Isaiah slept restlessly and, no, things didn’t look better in the morning. They hardly ever did. He’d identified Angie as the conspirator but Angus wouldn’t let Stella off the hook. Isaiah went to the Coffee Cup. He drank a double espresso but it did nothing for his energy level or his sense of desolation. He left the croissants on the plate.
He thought about Grace. He loved her without question. There was the emotional part, the overwhelming need to be with her, care for her and be cared for in return. But he also admired her. She impressed him. Even if they weren’t together, he was glad to know someone so brave and smart, so self-reliant and resourceful. There was no one like her and never would be.
Three dead and many wounded. He wondered if he was irredeemable, to her and to himself. Yes, there were reasons for what he’d done, but reasons were intangible, invisible, electrons sparking through a synapse with no more materiality than a song. But a dead body was real. It had structure. Weight. You could see it. You could roll it over and find the bullet hole. You could watch the family grieve. He had to talk to Grace. See her face. See where things were and ask for forgiveness. He texted her. Can I see you? She replied immediately. I’m at the house. She was waiting for him and that made him happy.

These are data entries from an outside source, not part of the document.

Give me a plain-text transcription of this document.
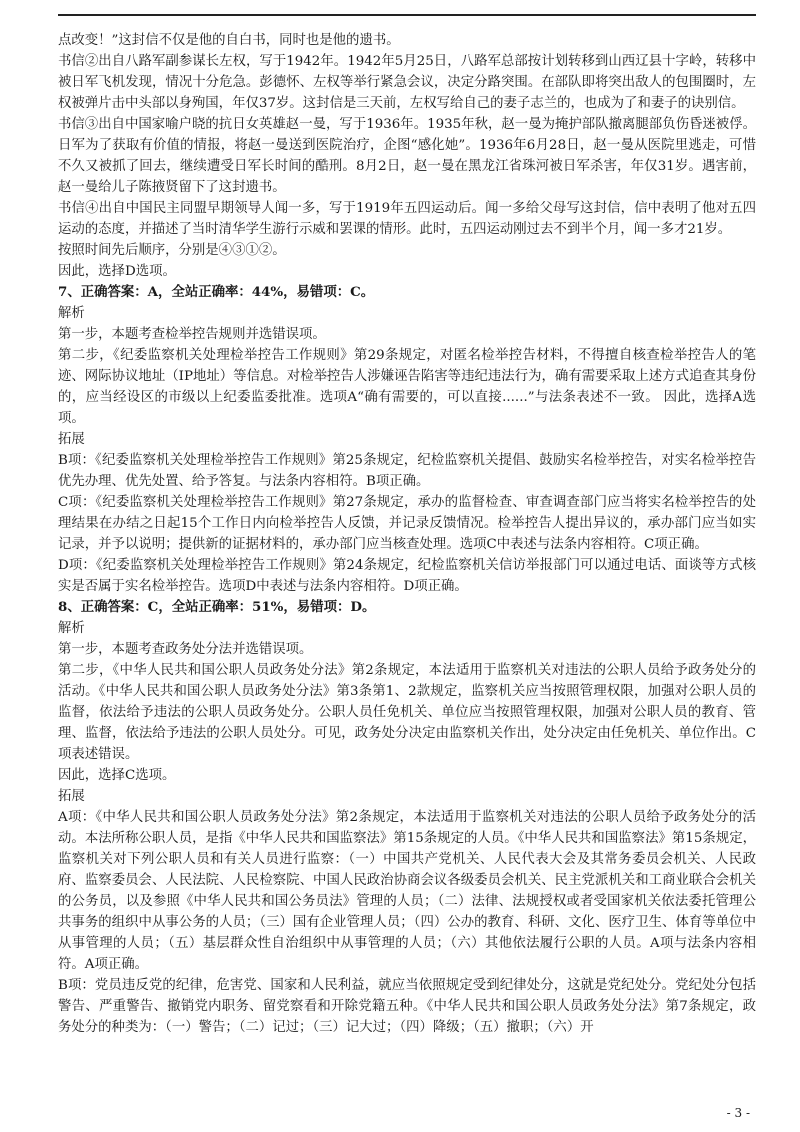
点改变！”这封信不仅是他的自白书，同时也是他的遗书。

书信②出自八路军副参谋长左权，写于1942年。1942年5月25日，八路军总部按计划转移到山西辽县十字岭，转移中被日军飞机发现，情况十分危急。彭德怀、左权等举行紧急会议，决定分路突围。在部队即将突出敌人的包围圈时，左权被弹片击中头部以身殉国，年仅37岁。这封信是三天前，左权写给自己的妻子志兰的，也成为了和妻子的诀别信。

书信③出自中国家喻户晓的抗日女英雄赵一曼，写于1936年。1935年秋，赵一曼为掩护部队撤离腿部负伤昏迷被俘。日军为了获取有价值的情报，将赵一曼送到医院治疗，企图“感化她”。1936年6月28日，赵一曼从医院里逃走，可惜不久又被抓了回去，继续遭受日军长时间的酷刑。8月2日，赵一曼在黑龙江省珠河被日军杀害，年仅31岁。遇害前，赵一曼给儿子陈掖贤留下了这封遗书。

书信④出自中国民主同盟早期领导人闻一多，写于1919年五四运动后。闻一多给父母写这封信，信中表明了他对五四运动的态度，并描述了当时清华学生游行示威和罢课的情形。此时，五四运动刚过去不到半个月，闻一多才21岁。

按照时间先后顺序，分别是④③①②。

因此，选择D选项。

7、正确答案：A，全站正确率：44%，易错项：C。

解析

第一步，本题考查检举控告规则并选错误项。

第二步，《纪委监察机关处理检举控告工作规则》第29条规定，对匿名检举控告材料，不得擅自核查检举控告人的笔迹、网际协议地址（IP地址）等信息。对检举控告人涉嫌诬告陷害等违纪违法行为，确有需要采取上述方式追查其身份的，应当经设区的市级以上纪委监委批准。选项A“确有需要的，可以直接......”与法条表述不一致。 因此，选择A选项。

拓展

B项：《纪委监察机关处理检举控告工作规则》第25条规定，纪检监察机关提倡、鼓励实名检举控告，对实名检举控告优先办理、优先处置、给予答复。与法条内容相符。B项正确。

C项：《纪委监察机关处理检举控告工作规则》第27条规定，承办的监督检查、审查调查部门应当将实名检举控告的处理结果在办结之日起15个工作日内向检举控告人反馈，并记录反馈情况。检举控告人提出异议的，承办部门应当如实记录，并予以说明；提供新的证据材料的，承办部门应当核查处理。选项C中表述与法条内容相符。C项正确。

D项：《纪委监察机关处理检举控告工作规则》第24条规定，纪检监察机关信访举报部门可以通过电话、面谈等方式核实是否属于实名检举控告。选项D中表述与法条内容相符。D项正确。

8、正确答案：C，全站正确率：51%，易错项：D。

解析

第一步，本题考查政务处分法并选错误项。

第二步，《中华人民共和国公职人员政务处分法》第2条规定，本法适用于监察机关对违法的公职人员给予政务处分的活动。《中华人民共和国公职人员政务处分法》第3条第1、2款规定，监察机关应当按照管理权限，加强对公职人员的监督，依法给予违法的公职人员政务处分。公职人员任免机关、单位应当按照管理权限，加强对公职人员的教育、管理、监督，依法给予违法的公职人员处分。可见，政务处分决定由监察机关作出，处分决定由任免机关、单位作出。C项表述错误。

因此，选择C选项。

拓展

A项：《中华人民共和国公职人员政务处分法》第2条规定，本法适用于监察机关对违法的公职人员给予政务处分的活动。本法所称公职人员，是指《中华人民共和国监察法》第15条规定的人员。《中华人民共和国监察法》第15条规定，监察机关对下列公职人员和有关人员进行监察：（一）中国共产党机关、人民代表大会及其常务委员会机关、人民政府、监察委员会、人民法院、人民检察院、中国人民政治协商会议各级委员会机关、民主党派机关和工商业联合会机关的公务员，以及参照《中华人民共和国公务员法》管理的人员；（二）法律、法规授权或者受国家机关依法委托管理公共事务的组织中从事公务的人员；（三）国有企业管理人员；（四）公办的教育、科研、文化、医疗卫生、体育等单位中从事管理的人员；（五）基层群众性自治组织中从事管理的人员；（六）其他依法履行公职的人员。A项与法条内容相符。A项正确。

B项：党员违反党的纪律，危害党、国家和人民利益，就应当依照规定受到纪律处分，这就是党纪处分。党纪处分包括警告、严重警告、撤销党内职务、留党察看和开除党籍五种。《中华人民共和国公职人员政务处分法》第7条规定，政务处分的种类为：（一）警告；（二）记过；（三）记大过；（四）降级；（五）撤职；（六）开

- 3 -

He went out to the street and automatically looked for the Audi. Man, he missed that car. He thought he heard its roaring engine. He turned and saw a tricked-out Impala spee
ding right toward him. A Loco named Estevan was holding an Uzi out the window, cranked up, screaming and out of his fucking mind. Isaiah hesitated. There was no cover. He could race in front of the Impala, get to the other side of the street—no time, he’d get run over. Run away, get shot in the back. The car was coming and coming fucking fast! He had to take away Estevan’s angle. He ran toward the car. Estevan was grinning, gibbering insanely. He started shooting, BLAM BLAM BLAM BLAM, the thirty-round mag spitting brass casings, the trajectory of the salvo and Isaiah’s path about to meet head-on—Isaiah hit the ground and rolled toward the street. Estevan couldn’t angle the gun down low enough, emptying the magazine over Isaiah’s head. The Impala sped on, turned a corner and was gone. Isaiah got up on his hands and knees. Mouth open, spittle dripping out, breathing hard, wrists scraped to shit, bleeding from breaking his fall. People were peeking out of the shops and stores, tentative, not sure the shooting was over. Isaiah stood up, trudged toward his car. He had to get out of here before the cops showed up.
His phone buzzed. “Still alive, motherfucker?” Manzo said. “Enjoy it while you can. It’s not just us that’s coming for you. Our allies too. Varrio Longos, Barrio Pobre, Poker Town Flats and every fucking Sureños gang in LA. Dig a hole, you fucking puta, because that’s where you’re gonna be.” Manzo hung up.
Isaiah plodded back to the Kia. He sat there awhile with his forehead on the steering wheel. He’d fucked up in every way imaginable. Lok wanted to kill him for the betrayal and Angus did too. Sidero and Hugo were lurking out there somewhere and Manzo had called in the troops. Every killer in SoCal would be after him. He needed time to get himself together and figure out what was next. He couldn’t go back to the house; they might be waiting for him. He’d stay with TK and lay low for a while. A jolt of alarm made him lift his head. The house.